GDP growth has been revised meaningfully higher. The economy performed far stronger over 2015 and 2016 than previously thought. Is there less capacity now because of this, or was potential growth higher too? Either way, it doesn’t alter the fact that inflation has been absent. It wouldn’t surprise us to see the RBNZ dedicate a box to describing how the changes affect its overall views. 

Business confidence has tumbled. To be fair, the underlying details of our own Business Outlook or the NZIER QSBO are not quite as bad, and consumers are still reasonably upbeat, but more caution with regards to hiring and investing is creeping in as margin pressure squeezes profitability. At face value, it suggests downside risks to the RBNZ’s near-term GDP forecasts.

Housing market activity has bounced modestly. Sales volumes are off lows and house prices have risen in each of the past five months. We suspect this will have come as a modest surprise to the Bank.

The NZD is around 2½% above its November projections. Oil prices are higher too, so there are some offsets from an inflation perspective, but it doesn’t appear as though New Zealand’s export commodity prices are keeping pace. That is growth negative.

Headline inflation is easing again. The soft Q4 CPI result, base effects, the higher NZD and the impact of the Government’s tertiary education policies are likely to see headline inflation retreat towards the lower end of the target band once again.

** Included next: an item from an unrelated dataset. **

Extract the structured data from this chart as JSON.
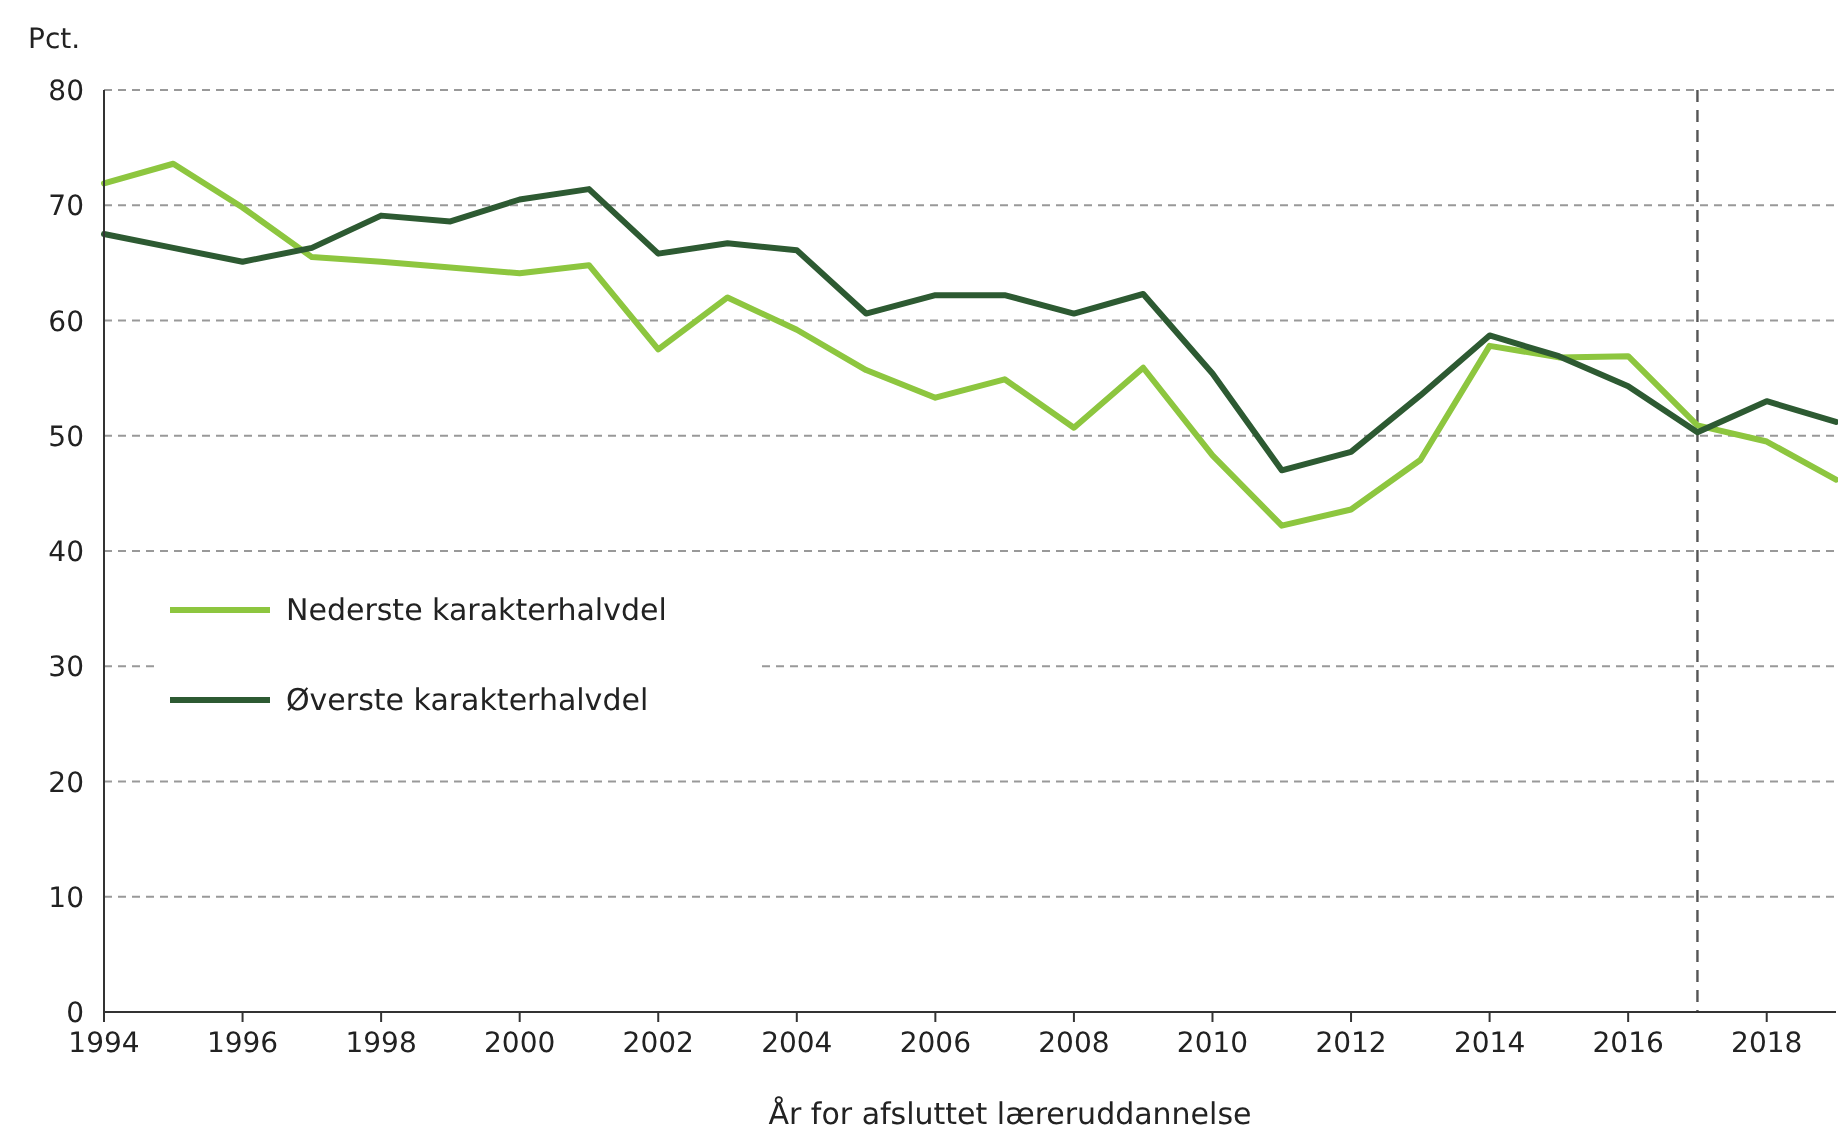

The RBNZ will be mindful of the potential implications of this for the formation of inflation expectations.

Signs of broad-based price pressures are absent, despite clear evidence of a tight labour market and broader capacity pressures. The RBNZ’s Sectoral Factor Model of core inflation was again unchanged at 1.4% and if anything, alternative core and underlying measures of inflation ticked a little lower in Q4. This observation alone is likely to see the RBNZ heavily discount the implications from the upward GDP revisions.  

The global growth backdrop remains positive. Global growth is solid and broad-based and markets are more confident in reflationary themes, with measures of inflation compensation lifting off historic lows. While central banks remain cautious, recent rhetoric remains consistent with a gradual pace of policy normalisation.

Trying to make heads or tails of all that is far from easy, and we suspect there have been interesting internal discussions going on. But it does not feel like a backdrop where the RBNZ will feel comfortable going out on a limb and taking a strong view – or at least a view that significantly departs from its previous thinking. There are too many moving parts for that. For us, all recent developments have done is reiterate that “numerous uncertainties remain”.

When uncertainty is high, you fall back on what you know and can observe. The lack of broad-based inflation pressure, despite an economy that has been performing reasonably well, will be right at the top of the list. It will leave the RBNZ believing that there is no need to rush and that “Monetary policy will remain accommodative for a considerable period.”

The RBNZ’s inflation projections will be downgraded again and it is possible that it lowers its near-term GDP forecasts a touch as well given recent signals from business surveys. One could therefore make an argument that developments on balance justify the RBNZ tweaking its interest rate projection lower too (and that is the direction we do see the risks pointed), but chances are it is left largely unchanged. With the first hike so far into the future, there is no urgency to take a stand."